Chair of the Honolulu City Council
- In office October 12, 1992 – July 18, 1994
- Preceded by: Arnold Morgado
- Succeeded by: John DeSoto

Member of the Honolulu City Council from the 6th district
- In office 1987 – July 29, 1994
- Preceded by: Tony Narvaes
- Succeeded by: Audrey Hidano

Personal details
- Born: 1959 or 1960 (age 65–66)
- Party: Democratic

= Gary Gill (politician) =

Gary Gill is a former politician from Honolulu, Hawaii. He was a member of the Honolulu City Council between 1987 and 1994, representing Downtown Honolulu's District 6. Gill served as Chair of the Council from October 12, 1992 until July 18, 1994, when he resigned from council to run for Mayor of Honolulu, losing to incumbent mayor Jeremy Harris.

==Career==
In 2013, Gill was named interim director of the Hawaii Department of Health after the unexpected passing of director Loretta Fuddy. He had previously served as deputy health director for the environment.

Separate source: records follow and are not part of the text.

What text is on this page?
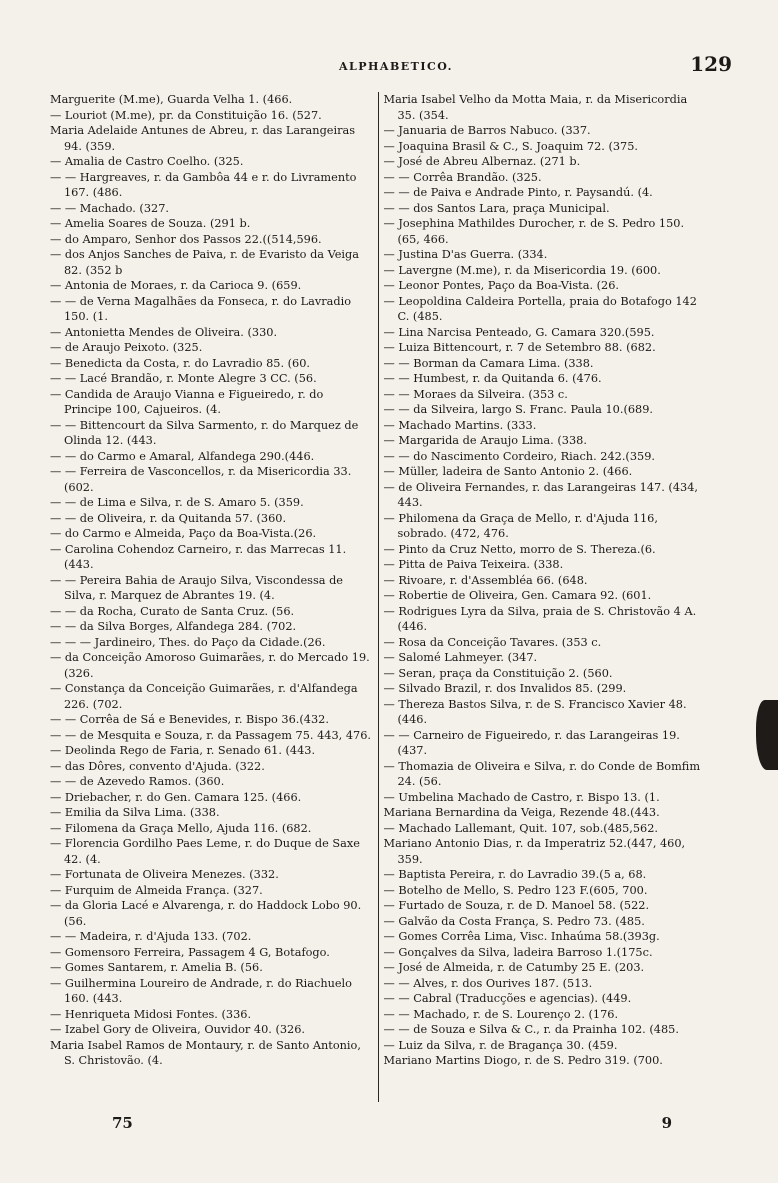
ALPHABETICO.	129
Marguerite (M.me), Guarda Velha 1. (466.
— Louriot (M.me), pr. da Constituição 16. (527.
Maria Adelaide Antunes de Abreu, r. das Larangeiras 94. (359.
— Amalia de Castro Coelho. (325.
— — Hargreaves, r. da Gambôa 44 e r. do Livramento 167. (486.
— — Machado. (327.
— Amelia Soares de Souza. (291 b.
— do Amparo, Senhor dos Passos 22.((514,596.
— dos Anjos Sanches de Paiva, r. de Evaristo da Veiga 82. (352 b
— Antonia de Moraes, r. da Carioca 9. (659.
— — de Verna Magalhães da Fonseca, r. do Lavradio 150. (1.
— Antonietta Mendes de Oliveira. (330.
— de Araujo Peixoto. (325.
— Benedicta da Costa, r. do Lavradio 85. (60.
— — Lacé Brandão, r. Monte Alegre 3 CC. (56.
— Candida de Araujo Vianna e Figueiredo, r. do Principe 100, Cajueiros. (4.
— — Bittencourt da Silva Sarmento, r. do Marquez de Olinda 12. (443.
— — do Carmo e Amaral, Alfandega 290.(446.
— — Ferreira de Vasconcellos, r. da Misericordia 33. (602.
— — de Lima e Silva, r. de S. Amaro 5. (359.
— — de Oliveira, r. da Quitanda 57. (360.
— do Carmo e Almeida, Paço da Boa-Vista.(26.
— Carolina Cohendoz Carneiro, r. das Marrecas 11. (443.
— — Pereira Bahia de Araujo Silva, Viscondessa de Silva, r. Marquez de Abrantes 19. (4.
— — da Rocha, Curato de Santa Cruz. (56.
— — da Silva Borges, Alfandega 284. (702.
— — — Jardineiro, Thes. do Paço da Cidade.(26.
— da Conceição Amoroso Guimarães, r. do Mercado 19. (326.
— Constança da Conceição Guimarães, r. d'Alfandega 226. (702.
— — Corrêa de Sá e Benevides, r. Bispo 36.(432.
— — de Mesquita e Souza, r. da Passagem 75. 443, 476.
— Deolinda Rego de Faria, r. Senado 61. (443.
— das Dôres, convento d'Ajuda. (322.
— — de Azevedo Ramos. (360.
— Driebacher, r. do Gen. Camara 125. (466.
— Emilia da Silva Lima. (338.
— Filomena da Graça Mello, Ajuda 116. (682.
— Florencia Gordilho Paes Leme, r. do Duque de Saxe 42. (4.
— Fortunata de Oliveira Menezes. (332.
— Furquim de Almeida França. (327.
— da Gloria Lacé e Alvarenga, r. do Haddock Lobo 90. (56.
— — Madeira, r. d'Ajuda 133. (702.
— Gomensoro Ferreira, Passagem 4 G, Botafogo.
— Gomes Santarem, r. Amelia B. (56.
— Guilhermina Loureiro de Andrade, r. do Riachuelo 160. (443.
— Henriqueta Midosi Fontes. (336.
— Izabel Gory de Oliveira, Ouvidor 40. (326.
Maria Isabel Ramos de Montaury, r. de Santo Antonio, S. Christovão. (4.
Maria Isabel Velho da Motta Maia, r. da Misericordia 35. (354.
— Januaria de Barros Nabuco. (337.
— Joaquina Brasil & C., S. Joaquim 72. (375.
— José de Abreu Albernaz. (271 b.
— — Corrêa Brandão. (325.
— — de Paiva e Andrade Pinto, r. Paysandú. (4.
— — dos Santos Lara, praça Municipal.
— Josephina Mathildes Durocher, r. de S. Pedro 150. (65, 466.
— Justina D'as Guerra. (334.
— Lavergne (M.me), r. da Misericordia 19. (600.
— Leonor Pontes, Paço da Boa-Vista. (26.
— Leopoldina Caldeira Portella, praia do Botafogo 142 C. (485.
— Lina Narcisa Penteado, G. Camara 320.(595.
— Luiza Bittencourt, r. 7 de Setembro 88. (682.
— — Borman da Camara Lima. (338.
— — Humbest, r. da Quitanda 6. (476.
— — Moraes da Silveira. (353 c.
— — da Silveira, largo S. Franc. Paula 10.(689.
— Machado Martins. (333.
— Margarida de Araujo Lima. (338.
— — do Nascimento Cordeiro, Riach. 242.(359.
— Müller, ladeira de Santo Antonio 2. (466.
— de Oliveira Fernandes, r. das Larangeiras 147. (434, 443.
— Philomena da Graça de Mello, r. d'Ajuda 116, sobrado. (472, 476.
— Pinto da Cruz Netto, morro de S. Thereza.(6.
— Pitta de Paiva Teixeira. (338.
— Rivoare, r. d'Assembléa 66. (648.
— Robertie de Oliveira, Gen. Camara 92. (601.
— Rodrigues Lyra da Silva, praia de S. Christovão 4 A. (446.
— Rosa da Conceição Tavares. (353 c.
— Salomé Lahmeyer. (347.
— Seran, praça da Constituição 2. (560.
— Silvado Brazil, r. dos Invalidos 85. (299.
— Thereza Bastos Silva, r. de S. Francisco Xavier 48. (446.
— — Carneiro de Figueiredo, r. das Larangeiras 19. (437.
— Thomazia de Oliveira e Silva, r. do Conde de Bomfim 24. (56.
— Umbelina Machado de Castro, r. Bispo 13. (1.
Mariana Bernardina da Veiga, Rezende 48.(443.
— Machado Lallemant, Quit. 107, sob.(485,562.
Mariano Antonio Dias, r. da Imperatriz 52.(447, 460, 359.
— Baptista Pereira, r. do Lavradio 39.(5 a, 68.
— Botelho de Mello, S. Pedro 123 F.(605, 700.
— Furtado de Souza, r. de D. Manoel 58. (522.
— Galvão da Costa França, S. Pedro 73. (485.
— Gomes Corrêa Lima, Visc. Inhaúma 58.(393g.
— Gonçalves da Silva, ladeira Barroso 1.(175c.
— José de Almeida, r. de Catumby 25 E. (203.
— — Alves, r. dos Ourives 187. (513.
— — Cabral (Traducções e agencias). (449.
— — Machado, r. de S. Lourenço 2. (176.
— — de Souza e Silva & C., r. da Prainha 102. (485.
— Luiz da Silva, r. de Bragança 30. (459.
Mariano Martins Diogo, r. de S. Pedro 319. (700.
75	9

Outside of government, Gill has worked as development director for the Hawaii Sierra Club, program manager for Kokua Kalihi Valley community health clinic, executive director of Waimea Valley on Oahu's North Shore, and program director for Blue Planet Foundation of Hawaii.

==Personal life==
Gill is the son of former Hawaii congressman and lieutenant governor Thomas Gill and nephew of Lorin Tarr Gill, founder of the Hawaii Chapter of the Sierra Club.